I inductively develop a process model that reveals the different structural configurations an exploratory unit traverses as time goes by. I ascertain that the innovation process consists of four distinct, yet interrelated phases: scouting, separating, maturing, and reintegrating. While the main focus of this thesis lies on the exploratory unit, my analysis also reveals several implications for structural ambidexterity on the corporate level. By taking a process approach, my study enriches the currently prevailing static approach and shows that established firms ought to engage in iterative innovation processes to realize the full potential of structural ambidexterity. This enables them to stay innovative and continuously renew themselves.
My findings contribute to extant research by offering a process view of how innovation units evolve over time. I propose that the paradox stemming from the innovation division’s need to explore new opportunities while simultaneously maintaining previously explored technologies can be handled by becoming contextually ambidextrous. This finding dilutes the lines between the two organizational ambidexterity modes that are presented in traditional literature as distinct. My research further suggests that structural ambidexterity is not a one-time decision, but rather an iterative process.
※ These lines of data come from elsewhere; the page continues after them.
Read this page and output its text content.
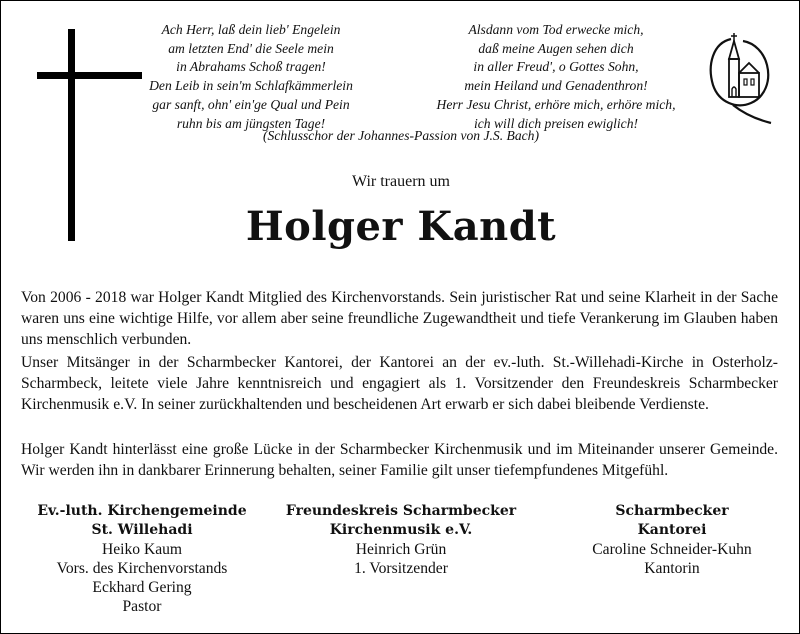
Ach Herr, laß dein lieb' Engelein
am letzten End' die Seele mein
in Abrahams Schoß tragen!
Den Leib in sein'm Schlafkämmerlein
gar sanft, ohn' ein'ge Qual und Pein
ruhn bis am jüngsten Tage!
Alsdann vom Tod erwecke mich,
daß meine Augen sehen dich
in aller Freud', o Gottes Sohn,
mein Heiland und Genadenthron!
Herr Jesu Christ, erhöre mich, erhöre mich,
ich will dich preisen ewiglich!
(Schlusschor der Johannes-Passion von J.S. Bach)
Wir trauern um
Holger Kandt

Von 2006 - 2018 war Holger Kandt Mitglied des Kirchenvorstands. Sein juristischer Rat und seine Klarheit in der Sache waren uns eine wichtige Hilfe, vor allem aber seine freundliche Zugewandtheit und tiefe Verankerung im Glauben haben uns menschlich verbunden.

Unser Mitsänger in der Scharmbecker Kantorei, der Kantorei an der ev.-luth. St.-Willehadi-Kirche in Osterholz-Scharmbeck, leitete viele Jahre kenntnisreich und engagiert als 1. Vorsitzender den Freundeskreis Scharmbecker Kirchenmusik e.V. In seiner zurückhaltenden und bescheidenen Art erwarb er sich dabei bleibende Verdienste.

Holger Kandt hinterlässt eine große Lücke in der Scharmbecker Kirchenmusik und im Miteinander unserer Gemeinde. Wir werden ihn in dankbarer Erinnerung behalten, seiner Familie gilt unser tiefempfundenes Mitgefühl.

Ev.-luth. Kirchengemeinde
St. Willehadi
Heiko Kaum
Vors. des Kirchenvorstands
Eckhard Gering
Pastor
Freundeskreis Scharmbecker
Kirchenmusik e.V.
Heinrich Grün
1. Vorsitzender
Scharmbecker
Kantorei
Caroline Schneider-Kuhn
Kantorin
This study also has practical implications for managers tasked with innovation. From the exploratory unit’s perspective, managers should see the bigger picture (i.e. their contribution to the focal firm’s strategic renewal) and internalize the natural progression of the relationship with the established firm over time. Further, it highlights the necessity to train generalists and create a context that enables employees to handle the emerging exploration-exploitation dilemma. On the corporate level, this study reveals that top managers need to constantly manage several innovation processes to ensure sustained innovativeness. It thus highlights the value of managers who have experience with the innovation process for building the required change capacity. Moreover, it requires managers from the established firm to continuously assess how mature an innovation is and to adapt the organizational structure accordingly.